Mosaic saved from Prague Brutalist building set for demolition
One of Prague’s iconic Brutalist structures, the Central Telecommunications Building in the district of Žižkov, is gradually being demolished. However, some valuable art pieces from its interior have been saved, including a large-scale mosaic created by Italian artist Sauro Ballardini out of hundreds of pieces of glass.
The Central Telecommunications building with its unmistakable tower is known among Praguers as Mordor, a reference to Lord of the Rings. It was built between 1972 and 1979 and at the time, it was the tallest building in Czechoslovakia and the tallest telecom building in Europe.
The communist planners commissioned a number of art pieces for the then state-of the-art building, including a huge mosaic made by Sauro Ballardini, who also did the mural at Florenc metro station.
The work cost half a million Czechoslovak crowns, a substantial sum of money at the time, and depicts the gilded plaque carried to the planet Jupiter by the NASA Pioneer 10 space probe as a message to alien civilizations.
Magdalena Kracík Štorkánová is one of the people who helped save the unique artwork:
“The name of the mosaic is ‘Man Conquering the New Horizons of the Universe’ and it actually depicts a silhouette of a spacecraft. It also portrays a man and a woman and planets of the solar system, originally depicted on the golden plaque, which is still floating somewhere in space.”

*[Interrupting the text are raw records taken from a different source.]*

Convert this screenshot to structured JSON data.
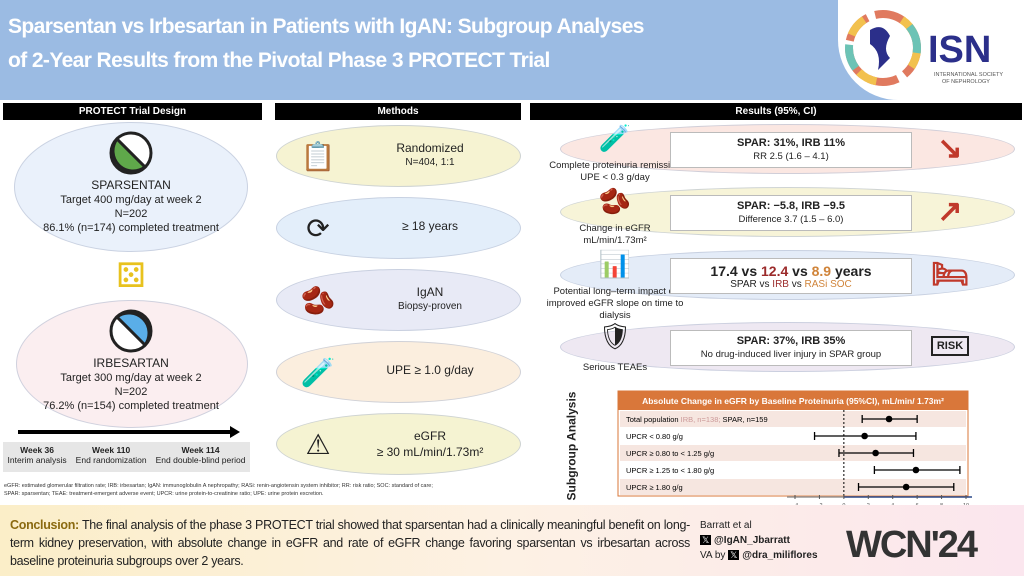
{
  "header": {
    "title_line1": "Sparsentan vs Irbesartan in Patients with IgAN: Subgroup Analyses",
    "title_line2": "of 2-Year Results from the Pivotal Phase 3 PROTECT Trial",
    "logo_text": "ISN",
    "logo_sub1": "INTERNATIONAL SOCIETY",
    "logo_sub2": "OF NEPHROLOGY"
  },
  "design": {
    "heading": "PROTECT Trial Design",
    "arms": [
      {
        "name": "SPARSENTAN",
        "target": "Target 400 mg/day at week 2",
        "n": "N=202",
        "completed": "86.1% (n=174) completed treatment",
        "color": "#5fa84a"
      },
      {
        "name": "IRBESARTAN",
        "target": "Target 300 mg/day at week 2",
        "n": "N=202",
        "completed": "76.2% (n=154) completed treatment",
        "color": "#5aaee8"
      }
    ],
    "timeline": [
      {
        "week": "Week 36",
        "label": "Interim analysis"
      },
      {
        "week": "Week 110",
        "label": "End randomization"
      },
      {
        "week": "Week 114",
        "label": "End double-blind period"
      }
    ]
  },
  "methods": {
    "heading": "Methods",
    "items": [
      {
        "title": "Randomized",
        "sub": "N=404, 1:1",
        "icon": "randomization-icon"
      },
      {
        "title": "≥ 18 years",
        "sub": "",
        "icon": "age-icon"
      },
      {
        "title": "IgAN",
        "sub": "Biopsy-proven",
        "icon": "kidney-biopsy-icon"
      },
      {
        "title": "UPE ≥ 1.0  g/day",
        "sub": "",
        "icon": "urine-test-icon"
      },
      {
        "title": "eGFR",
        "sub": "≥ 30 mL/min/1.73m²",
        "icon": "kidney-warning-icon"
      }
    ]
  },
  "results": {
    "heading": "Results (95%, CI)",
    "items": [
      {
        "label": "Complete proteinuria remission",
        "label2": "UPE < 0.3 g/day",
        "main": "SPAR: 31%, IRB 11%",
        "sub": "RR 2.5 (1.6 – 4.1)",
        "icon": "trend-down-icon"
      },
      {
        "label": "Change in eGFR",
        "label2": "mL/min/1.73m²",
        "main": "SPAR: −5.8, IRB −9.5",
        "sub": "Difference 3.7 (1.5 – 6.0)",
        "icon": "trend-up-icon"
      },
      {
        "label": "Potential long–term impact of",
        "label2": "improved eGFR slope on time to dialysis",
        "main_a": "17.4",
        "vs1": " vs ",
        "main_b": "12.4",
        "vs2": " vs ",
        "main_c": "8.9",
        "unit": " years",
        "sub_a": "SPAR",
        "svs1": " vs ",
        "sub_b": "IRB",
        "svs2": " vs ",
        "sub_c": "RASi SOC",
        "icon": "dialysis-icon"
      },
      {
        "label": "Serious TEAEs",
        "label2": "",
        "main": "SPAR: 37%, IRB 35%",
        "sub": "No drug-induced liver injury in SPAR group",
        "icon": "risk-icon",
        "risk": "RISK"
      }
    ],
    "colors": {
      "irb": "#9b2a2a",
      "rasi": "#d0843a"
    }
  },
  "chart_data": {
    "type": "forest",
    "title": "Absolute Change in eGFR by Baseline Proteinuria (95%CI), mL/min/ 1.73m²",
    "side_label": "Subgroup Analysis",
    "rows": [
      {
        "label": "Total population",
        "label_extra": " IRB, n=138; ",
        "label_extra2": "SPAR, n=159",
        "est": 3.7,
        "lo": 1.5,
        "hi": 6.0
      },
      {
        "label": "UPCR < 0.80 g/g",
        "est": 1.7,
        "lo": -2.4,
        "hi": 5.9
      },
      {
        "label": "UPCR ≥ 0.80 to < 1.25 g/g",
        "est": 2.6,
        "lo": -0.4,
        "hi": 5.7
      },
      {
        "label": "UPCR ≥ 1.25 to < 1.80 g/g",
        "est": 5.9,
        "lo": 2.5,
        "hi": 9.5
      },
      {
        "label": "UPCR ≥ 1.80 g/g",
        "est": 5.1,
        "lo": 1.2,
        "hi": 9.0
      }
    ],
    "xlim": [
      -4,
      10
    ],
    "xticks": [
      -4,
      -2,
      0,
      2,
      4,
      6,
      8,
      10
    ],
    "favors_left": "Favors IRB",
    "favors_right": "Favors SPAR",
    "header_color": "#d9773a"
  },
  "footnote": [
    "eGFR: estimated glomerular filtration rate; IRB: irbesartan; IgAN: immunoglobulin A nephropathy; RASi: renin-angiotensin system inhibitor; RR: risk ratio; SOC: standard of care;",
    "SPAR: sparsentan; TEAE: treatment-emergent adverse event; UPCR: urine protein-to-creatinine ratio; UPE: urine protein excretion."
  ],
  "conclusion": {
    "label": "Conclusion:",
    "text": " The final analysis of the phase 3 PROTECT trial showed that sparsentan had a clinically meaningful benefit on long-term kidney preservation, with absolute change in eGFR and rate of eGFR change favoring sparsentan vs irbesartan across baseline proteinuria subgroups over 2 years."
  },
  "credits": {
    "author": "Barratt et al",
    "handle1": "@IgAN_Jbarratt",
    "va": "VA by",
    "handle2": "@dra_miliflores",
    "event": "WCN'24"
  }
}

The mosaic, which is four metres high and nine metres wide, was made out of hundreds of pieces of glass, cut out of large glass plates, she explains:
“It is in fact a traditional mosaic technique that was used already during the fourth century A.C, during the first Christian era. In this case, the artists used Czechoslovak glass and combined it with golden Italian pieces, known as tesserae.”
Mrs. Štorkánová first visited the building in 2015, when it was still used by the O2 company, with the aim to save the impressive work of art:
“At the time it was covered by a board, so we made little probes to see if the mosaic was still there and what condition it was in. Then we went through a long administrative process and we came back in 2019, when the owner Central Group already knew the building would be demolished and agreed on saving the mosaic.”
The mosaic has been dismantled into smaller piece and stored in a warehouse but, according to Mrs. Štorkánová, it will hopefully go on display in the near future:
“We have already found an investor, the Prague-based Eleutheria foundation. They have a collection consisting of around 8,000 objects of art made in Czechoslovakia after WWII and they are planning to build a museum, with the mosaic being their biggest piece of art.
“However, there is another mosaic that we managed to save this year. It is a ceramic piece that placed near Ballardini’s work of art and in this case, we are still looking for a suitable place.”